Sans atteindre la qualité perçue (et réelle) du 3008, l’Austral a fait d’énormes progrès par rapport au Kadjar. Et la présentation est autrement plus moderne qu’à bord du Lion : les deux grands écrans aux graphismes soignés font leur effet.

Le 3008 a le bon goût de conserver quelques raccourcis physiques pour les fonctions essentielles (ventilation notamment)… L’habitacle Peugeot n’est pas daté pour autant, au contraire ! La présentation par “strates” horizontales en déroute probablement certains (trop tourmenté ?), tout comme la position de conduite (le petit volant et les compteurs haut perchés ne plaisent pas toujours), plus le 3008 offre toujours un certain cachet. Ce n’est pas qu’une impression : les matériaux et la finition frisent en réalité le fameux standing “premium”… et sont bel et bien de meilleure facture que certains éléments de rival Renault. Quand Peugeot annonçait monter en gamme voilà quelques années, ce n’était donc pas du bluff.

Renault Austral vs Peugeot 3008 : le duel de l'anniversaire, la première anglaise

Pas géant aux places arrière, le 3008 se ressaisit pour un volume de coffre convenable : de 520 à 1 482 l (moins en Hybrid4, du fait des batteries). Le seuil de chargement est plus bas que celui de Renault.

Technologies, mécaniques : hybridation pour l’Austral, variété pour la 3008

Avant de le découvrir sur la route d’ici quelques mois, on connaît déjà les mécaniques présentes sous le capot de l’Austral. Outre le bien connu 4 cylindres 1.3 TCe épaulé d’une micro-hybridation (140 et 160 ch), on retrouve aussi un tout nouveau 3 cylindres 1.2 de 130 ch, lui aussi doté de sa dose d’électrification (un peu plus poussé, en 48V). In “vrai” hybride cette fois, on trouvera aussi ce même moteur proposé dans deux déclinaisons E-Tech, de 160 ou 200 ch (sur le même schéma original que les hybrides déjà découverts sur les Clio et Captur, avec boite à crabots et petite batterie 1,7 kWh). Mais le Diesel, c’est bien… et pas d’hybride plug-in au lancement, qui n’arrivera pas avant 2024.

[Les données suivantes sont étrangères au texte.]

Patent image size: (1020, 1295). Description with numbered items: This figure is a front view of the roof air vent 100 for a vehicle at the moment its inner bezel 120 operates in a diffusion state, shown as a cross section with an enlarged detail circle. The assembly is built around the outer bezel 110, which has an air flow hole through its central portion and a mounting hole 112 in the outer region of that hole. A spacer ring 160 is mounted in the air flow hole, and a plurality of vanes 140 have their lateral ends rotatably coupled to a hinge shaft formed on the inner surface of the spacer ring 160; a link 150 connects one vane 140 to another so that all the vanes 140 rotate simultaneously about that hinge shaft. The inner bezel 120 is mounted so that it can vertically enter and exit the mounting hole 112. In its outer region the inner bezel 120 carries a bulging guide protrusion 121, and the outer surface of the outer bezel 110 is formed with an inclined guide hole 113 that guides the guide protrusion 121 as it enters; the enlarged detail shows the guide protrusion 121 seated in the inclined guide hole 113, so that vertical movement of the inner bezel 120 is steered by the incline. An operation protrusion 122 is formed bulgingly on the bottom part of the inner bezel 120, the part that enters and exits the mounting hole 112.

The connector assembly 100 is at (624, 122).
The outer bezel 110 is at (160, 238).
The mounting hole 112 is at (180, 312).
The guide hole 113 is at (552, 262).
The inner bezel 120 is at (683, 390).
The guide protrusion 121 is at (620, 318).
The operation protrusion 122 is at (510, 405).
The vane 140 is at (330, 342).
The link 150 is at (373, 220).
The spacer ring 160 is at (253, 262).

Chez Peugeot, la gamme à cette réduction ces derniers temps mais conserve un choix relativement large : une essence classique (1.2 Puretech 130 ch), un Diesel (1.5 BlueHDI 110 ou 130 ch, les gros rouleurs apprécéont) et un hybride PHEV (en deux niveaux de puissance, 225 ou 300 ch). Plus simple, au contraire, avec des liaisons solaires : la 3008 garde un châssis extrêmement solide plus à la technique traditionnelle et sans artifice, l’Austral pourra bénéficier des directives 4 roues. A jauger sur route évidemment.

Renault Austral vs Peugeot 3008 : le duel de l'anniversaire, la première anglaise

L’Austral propose un banquet coulissant à deux soirées, en option (non disponible sur 3008). Un peu plus vaste, le coffre affiche de 500 a 575 l banquette en place.

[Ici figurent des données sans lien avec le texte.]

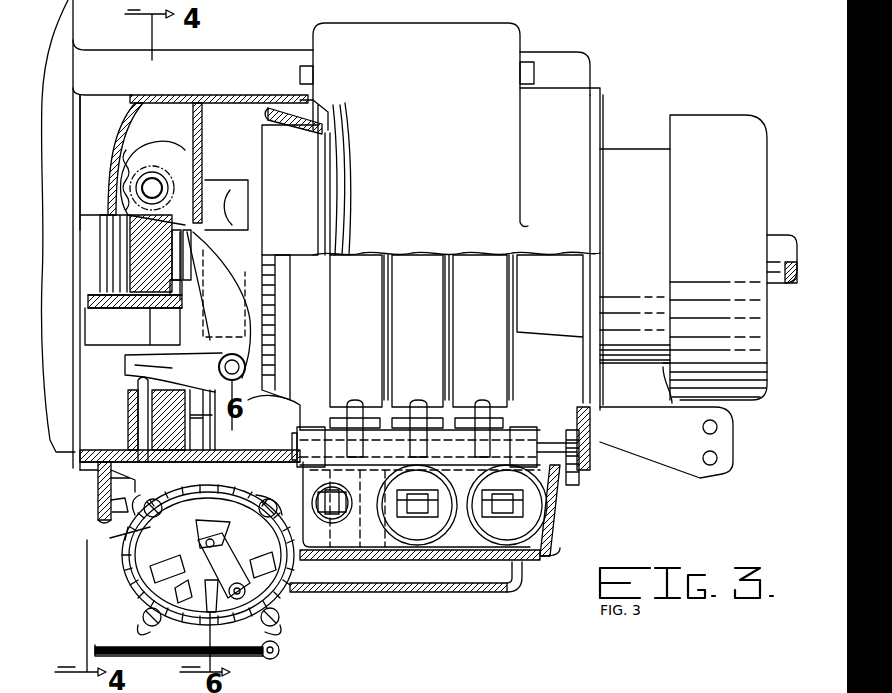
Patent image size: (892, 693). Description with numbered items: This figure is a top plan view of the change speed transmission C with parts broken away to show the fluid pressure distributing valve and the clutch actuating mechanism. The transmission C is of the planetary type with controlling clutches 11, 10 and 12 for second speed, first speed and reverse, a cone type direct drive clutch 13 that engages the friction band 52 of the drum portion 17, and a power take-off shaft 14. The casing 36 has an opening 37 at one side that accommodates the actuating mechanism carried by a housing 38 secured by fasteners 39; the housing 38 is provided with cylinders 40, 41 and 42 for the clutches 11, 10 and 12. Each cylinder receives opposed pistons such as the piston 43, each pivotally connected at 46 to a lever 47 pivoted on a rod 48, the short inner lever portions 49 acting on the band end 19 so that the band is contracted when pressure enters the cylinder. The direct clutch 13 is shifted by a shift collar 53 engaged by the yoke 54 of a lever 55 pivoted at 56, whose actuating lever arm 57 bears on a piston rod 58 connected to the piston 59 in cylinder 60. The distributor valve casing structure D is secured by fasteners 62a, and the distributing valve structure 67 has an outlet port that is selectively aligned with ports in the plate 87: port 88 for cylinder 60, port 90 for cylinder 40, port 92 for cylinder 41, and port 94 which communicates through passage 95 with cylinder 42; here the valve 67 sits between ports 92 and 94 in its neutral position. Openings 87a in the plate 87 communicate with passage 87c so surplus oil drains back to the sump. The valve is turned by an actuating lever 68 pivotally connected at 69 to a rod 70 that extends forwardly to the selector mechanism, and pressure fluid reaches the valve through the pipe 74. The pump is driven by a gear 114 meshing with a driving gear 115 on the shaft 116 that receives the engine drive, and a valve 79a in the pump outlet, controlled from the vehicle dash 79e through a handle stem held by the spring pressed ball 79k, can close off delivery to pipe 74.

The casing 36 is at (432, 45).
The change speed transmission C is at (505, 50).
The friction band 52 is at (280, 106).
The drum portion 17 is at (312, 108).
The gear 114 is at (130, 170).
The shaft 116 is at (168, 168).
The shift collar 53 is at (222, 180).
The controlling clutch 13 is at (296, 165).
The power take-off shaft 14 is at (780, 232).
The yoke 54 is at (218, 307).
The lever 55 is at (243, 282).
The controlling clutch 11 is at (345, 285).
The controlling clutch 10 is at (410, 278).
The controlling clutch 12 is at (470, 282).
The pivot 56 is at (245, 367).
The actuating lever arm 57 is at (132, 363).
The driving gear 115 is at (146, 312).
The piston rod 58 is at (137, 408).
The plate 87 is at (150, 570).
The passage 87c is at (204, 420).
The pipe 74 is at (266, 342).
The lever 47 is at (308, 462).
The rod 48 is at (290, 447).
The inner lever portion 49 is at (355, 400).
The band end 19 is at (430, 402).
The opening 37 is at (545, 445).
The cylinder 40 is at (320, 500).
The cylinder 41 is at (405, 512).
The fastener 39 is at (578, 478).
The cylinder 42 is at (560, 534).
The piston 43 is at (453, 524).
The housing 38 is at (530, 566).
The distributing valve structure 67 is at (368, 592).
The pivotal connection 46 is at (415, 592).
The port 94 is at (292, 595).
The passage 95 is at (514, 592).
The actuating lever 68 is at (300, 642).
The pivotal connection 69 is at (280, 651).
The piston 59 is at (105, 482).
The cylinder 60 is at (105, 505).
The opening 87a is at (110, 538).
The port 88 is at (150, 578).
The distributor valve casing structure D is at (150, 575).
The fastener 62a is at (148, 615).
The rod 70 is at (95, 650).
The valve 79a is at (0, 685).
The spring pressed ball 79k is at (38, 688).
The vehicle dash 79e is at (60, 690).
The port 92 is at (195, 628).
The port 90 is at (201, 559).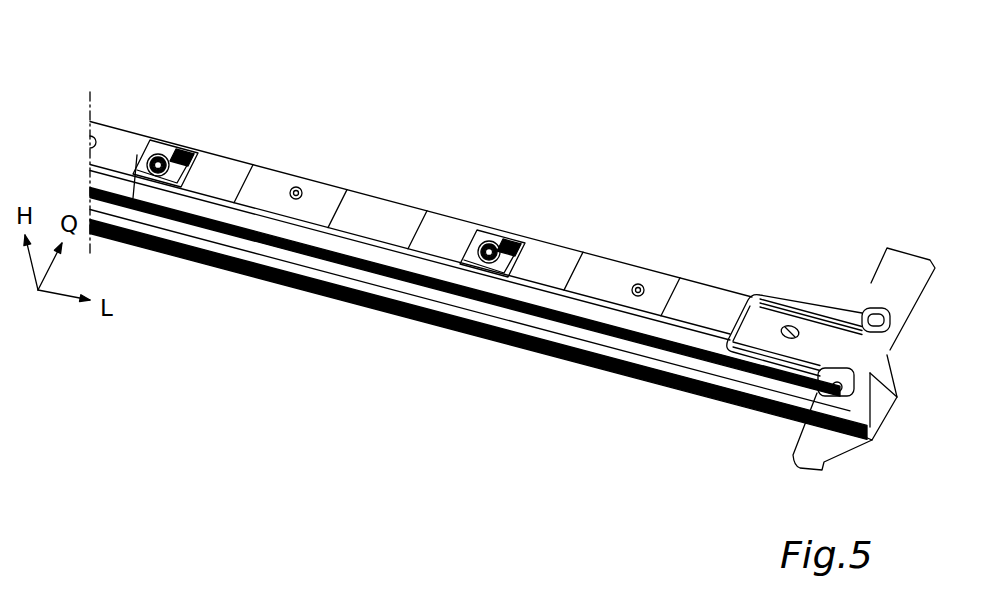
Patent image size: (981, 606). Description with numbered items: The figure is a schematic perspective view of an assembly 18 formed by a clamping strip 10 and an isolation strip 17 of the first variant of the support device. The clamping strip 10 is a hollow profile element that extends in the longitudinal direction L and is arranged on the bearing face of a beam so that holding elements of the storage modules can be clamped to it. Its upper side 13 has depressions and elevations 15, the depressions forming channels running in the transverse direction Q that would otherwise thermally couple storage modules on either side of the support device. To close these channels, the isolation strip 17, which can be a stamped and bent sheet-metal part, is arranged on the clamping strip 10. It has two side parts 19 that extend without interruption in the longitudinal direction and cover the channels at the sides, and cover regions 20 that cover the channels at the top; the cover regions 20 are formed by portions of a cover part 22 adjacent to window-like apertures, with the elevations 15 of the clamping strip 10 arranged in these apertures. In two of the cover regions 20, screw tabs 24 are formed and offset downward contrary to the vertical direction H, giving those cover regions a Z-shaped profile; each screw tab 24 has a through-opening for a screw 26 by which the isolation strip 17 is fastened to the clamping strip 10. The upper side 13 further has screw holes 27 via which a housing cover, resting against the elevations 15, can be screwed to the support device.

The clamping strip 10 is at (123, 125).
The upper side 13 is at (767, 321).
The elevations 15 is at (272, 176).
The isolation strip 17 is at (223, 148).
The assembly 18 is at (681, 156).
The side parts 19 is at (367, 248).
The cover regions 20 is at (622, 328).
The cover part 22 is at (716, 286).
The screw tabs 24 is at (188, 140).
The screw 26 is at (160, 150).
The screw holes 27 is at (298, 187).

Bref, ça fait mal d’emporter aussi en matière d’assistances à la conduite et de technologie embarquée. Sans surprise, le 3008 accuse son âge de conception face à l’Austral. Celui-ci bénéficie d’une aide au stationnement automatique avec caméra 360 particulièrement élaborée, ou encore de la conduite autonome de niveau 2. Bon ça moins moderne (logiquement), le SUV du Lion n’a pas à rougir de ce qu’il peut offre encore (caméra vision nocturne, panoplie d’aides à la conduite assez complète…).

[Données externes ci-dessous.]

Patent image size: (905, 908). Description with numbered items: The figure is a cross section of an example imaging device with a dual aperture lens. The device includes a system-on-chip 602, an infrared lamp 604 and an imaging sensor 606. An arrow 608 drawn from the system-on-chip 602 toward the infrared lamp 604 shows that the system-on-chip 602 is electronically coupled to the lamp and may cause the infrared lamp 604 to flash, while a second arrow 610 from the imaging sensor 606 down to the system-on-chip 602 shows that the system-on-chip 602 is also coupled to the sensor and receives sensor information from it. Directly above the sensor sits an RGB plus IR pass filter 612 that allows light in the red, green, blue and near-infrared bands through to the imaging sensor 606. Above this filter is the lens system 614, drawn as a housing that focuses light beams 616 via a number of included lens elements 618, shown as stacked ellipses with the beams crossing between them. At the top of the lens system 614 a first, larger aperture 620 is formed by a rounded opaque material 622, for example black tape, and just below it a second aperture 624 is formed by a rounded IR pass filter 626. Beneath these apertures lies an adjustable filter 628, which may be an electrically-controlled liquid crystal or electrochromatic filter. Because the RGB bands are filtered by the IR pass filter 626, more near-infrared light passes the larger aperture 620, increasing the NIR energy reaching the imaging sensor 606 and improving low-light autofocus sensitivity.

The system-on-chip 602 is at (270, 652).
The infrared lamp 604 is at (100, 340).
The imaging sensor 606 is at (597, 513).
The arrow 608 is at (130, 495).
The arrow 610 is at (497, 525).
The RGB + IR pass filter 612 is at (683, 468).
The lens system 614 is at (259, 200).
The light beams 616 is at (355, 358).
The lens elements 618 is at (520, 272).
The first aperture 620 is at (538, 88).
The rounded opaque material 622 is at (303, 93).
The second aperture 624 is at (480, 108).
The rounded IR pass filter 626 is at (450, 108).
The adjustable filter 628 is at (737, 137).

Et n’oublions pas que face à un Austral certes ambitieux et visiblement bien parti, le 3008 prévoit de faire peau neuve d’ici peu : sa troisième génération est annoncée pour 2023. Là, si l’évolution prix par Peugeot ces dernières années continue sur sa source, les rivaux n’ont pas fini de mauvais sommeil.

Renault Austral vs Peugeot 3008 : le duel de l'anniversaire, la première anglaise

Deux manières bien distinctes de soigner sont look : l’Austral joue les muscles en toute discrétion, face à un 3008 plus athlétique et exubérant. Dans les deux cas, le sens du détail est poussé, comme en témoigne le travail des optiques.